Some persons are under the impression that flying a trained hawk on a manor must tend to drive the game away; but this is not the case. It has been conclusively shown elsewhere (1) that flying falcons at grouse does not spoil the moor for shooting, and it is the same with the goshawk when flown at rabbits. All is done so quietly, that one may capture a dozen rabbits in an afternoon without disturbing the game half so much as if a dozen shots were fired. On this question the following letter, received from one who has tried it, is to the point: 'Having enjoyed four seasons' hawking with a well-known sportsman, who has about 5,000 acres of shooting, I have heard it said by many, and have noticed it myself, that we found more game on ground where we had had three seasons' hawking, than on those portions of the farm where we could not hawk. I hope the good old sport will increase.'
To show what success may be attained even in the first season with a young goshawk, we may refer to the bag made by a falconer still living. In his first season with a young female goshawk (better than a male because larger and stronger) he took 322 rabbits, 3 hares, and 2 magpies, and the following season 280 rabbits, 2 leverets, 11 partridges, 4 magpies, and 2 squirrels.
A well-trained goshawk, belonging to Mr. John Riley, of Putley Court, Herefordshire, took 70 rabbits in fifteen days, killing 10 on her best day. This was in her third season. In her first year she took 110 rabbits, 2 pheasants, 13 water-hens, and 1 rat; in her second season 130 rabbits, 1 pheasant, 3 water-hens, and 1 stoat. The same falconer trained a male goshawk, which in his first season took 26 partridges, 10 pheasants, 16 rabbits, 5 landrails, 12 water-hens, and 1 stoat.

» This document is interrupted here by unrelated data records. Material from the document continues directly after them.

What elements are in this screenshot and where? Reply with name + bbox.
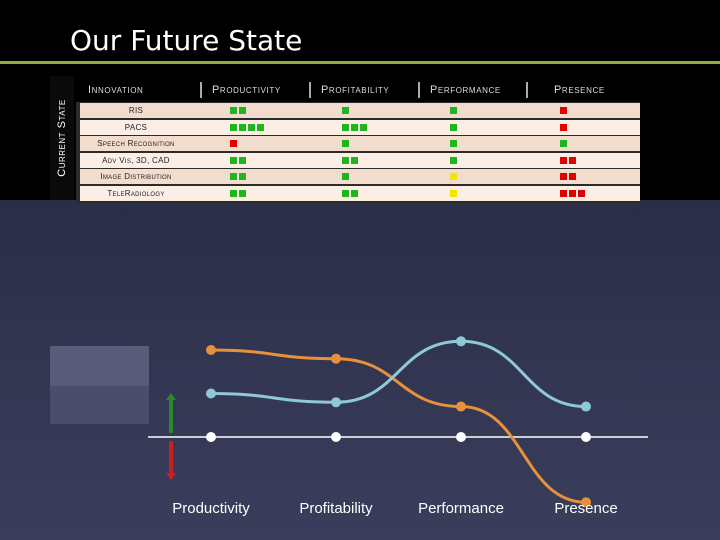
- header-performance: Performance: [430, 84, 501, 96]
- rating-square-green: [230, 107, 237, 114]
- x-tick-label: Presence: [554, 500, 618, 517]
- series-point-2: [331, 432, 341, 442]
- x-tick-label: Profitability: [299, 500, 373, 517]
- series-point-1: [206, 388, 216, 399]
- series-point-2: [581, 432, 591, 442]
- rating-square-red: [230, 140, 237, 147]
- rating-square-green: [351, 189, 358, 197]
- series-line-0: [210, 348, 587, 504]
- rating-square-red: [560, 123, 567, 131]
- rating-square-green: [230, 156, 237, 164]
- x-tick-label: Productivity: [172, 500, 250, 517]
- rating-square-red: [560, 107, 567, 114]
- rating-square-yellow: [450, 173, 457, 180]
- rating-square-green: [248, 123, 255, 131]
- rating-square-green: [239, 156, 246, 164]
- rating-square-green: [239, 173, 246, 180]
- rating-square-red: [569, 173, 576, 180]
- header-profitability: Profitability: [321, 84, 390, 96]
- rating-square-green: [239, 123, 246, 131]
- matrix-row-label: Speech Recognition: [97, 139, 175, 148]
- current-state-matrix: Innovation Productivity Profitability Pe…: [76, 78, 640, 203]
- matrix-row: Speech Recognition: [80, 136, 640, 151]
- rating-square-green: [351, 123, 358, 131]
- series-point-1: [581, 401, 591, 412]
- rating-square-red: [578, 189, 585, 197]
- header-separator: [418, 82, 420, 98]
- series-point-2: [456, 432, 466, 442]
- series-point-0: [331, 353, 341, 364]
- rating-square-green: [450, 140, 457, 147]
- matrix-row: Image Distribution: [80, 169, 640, 184]
- matrix-row-label: Adv Vis, 3D, CAD: [102, 155, 170, 165]
- rating-square-green: [342, 173, 349, 180]
- title-divider: [0, 61, 720, 64]
- series-point-0: [206, 345, 216, 355]
- rating-square-green: [450, 107, 457, 114]
- rating-square-green: [342, 123, 349, 131]
- rating-square-green: [239, 189, 246, 197]
- rating-square-yellow: [450, 189, 457, 197]
- rating-square-green: [342, 107, 349, 114]
- matrix-row-label: RIS: [128, 106, 144, 115]
- series-point-1: [456, 336, 466, 347]
- up-arrow-icon: [166, 393, 176, 433]
- series-line-1: [210, 339, 587, 409]
- rating-square-green: [230, 123, 237, 131]
- matrix-row-label: Image Distribution: [100, 172, 172, 181]
- x-tick-label: Performance: [418, 500, 504, 517]
- header-innovation: Innovation: [88, 84, 144, 96]
- rating-square-green: [342, 156, 349, 164]
- legend-placeholder-top: [50, 346, 149, 386]
- header-presence: Presence: [554, 84, 605, 96]
- rating-square-green: [257, 123, 264, 131]
- header-separator: [309, 82, 311, 98]
- down-arrow-icon: [166, 441, 176, 480]
- matrix-header: Innovation Productivity Profitability Pe…: [76, 78, 640, 102]
- matrix-row: PACS: [80, 119, 640, 135]
- matrix-row-label: TeleRadiology: [107, 188, 165, 198]
- header-productivity: Productivity: [212, 84, 281, 96]
- slide-title: Our Future State: [70, 24, 303, 57]
- series-point-2: [206, 432, 216, 442]
- rating-square-green: [342, 140, 349, 147]
- rating-square-green: [560, 140, 567, 147]
- rating-square-red: [569, 156, 576, 164]
- matrix-row: RIS: [80, 103, 640, 118]
- rating-square-green: [230, 173, 237, 180]
- rating-square-green: [360, 123, 367, 131]
- matrix-row: TeleRadiology: [80, 185, 640, 201]
- rating-square-red: [569, 189, 576, 197]
- rating-square-red: [560, 173, 567, 180]
- series-point-0: [456, 401, 466, 412]
- rating-square-green: [342, 189, 349, 197]
- header-separator: [526, 82, 528, 98]
- rating-square-green: [239, 107, 246, 114]
- header-separator: [200, 82, 202, 98]
- matrix-row-label: PACS: [124, 122, 148, 132]
- matrix-row: Adv Vis, 3D, CAD: [80, 152, 640, 168]
- rating-square-green: [450, 156, 457, 164]
- rating-square-red: [560, 156, 567, 164]
- series-point-1: [331, 397, 341, 408]
- rating-square-green: [230, 189, 237, 197]
- rating-square-green: [450, 123, 457, 131]
- rating-square-red: [560, 189, 567, 197]
- series-point-0: [581, 497, 591, 508]
- legend-placeholder: [50, 346, 149, 424]
- rating-square-green: [351, 156, 358, 164]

In The Field of May 2, 1896, Sir Henry Boynton, of Burton Agnes, Hull, wrote as follows:
'It may interest some of your readers, who are lovers of falconry, to learn what I have done with a nestling goshawk which I brought from Nordland, Norway, in June, 1895. She killed her first wild rabbit on September 17. Her two best days were as follows: the best 24 rabbits out of 24 flights; the next best day 20 rabbits out of 24 flights. The hawk had throughout the season, on an average, a three-quarter crop a day, and was consequently in the very highest condition, which rendered her able to undergo the hardest work that a hawk is capable of enduring. She was flown on seventy days, and the total bag for the season was: rabbits 407, hare 1, rats 5, stoat 1, weasel 1, total 415 head; and every one of the quarry mentioned was killed in fair flight, without being handled in any way.'
It is, of course, not to be supposed that the hawk will kill every time she is flown. The rabbit may get to ground, or into a hedgerow, before he is overtaken; and the owner, if he be wise, will not slip his hawk at a rabbit which is too near one or the other of such retreats. There should be plenty of room, and the longer the course the better for all concerned.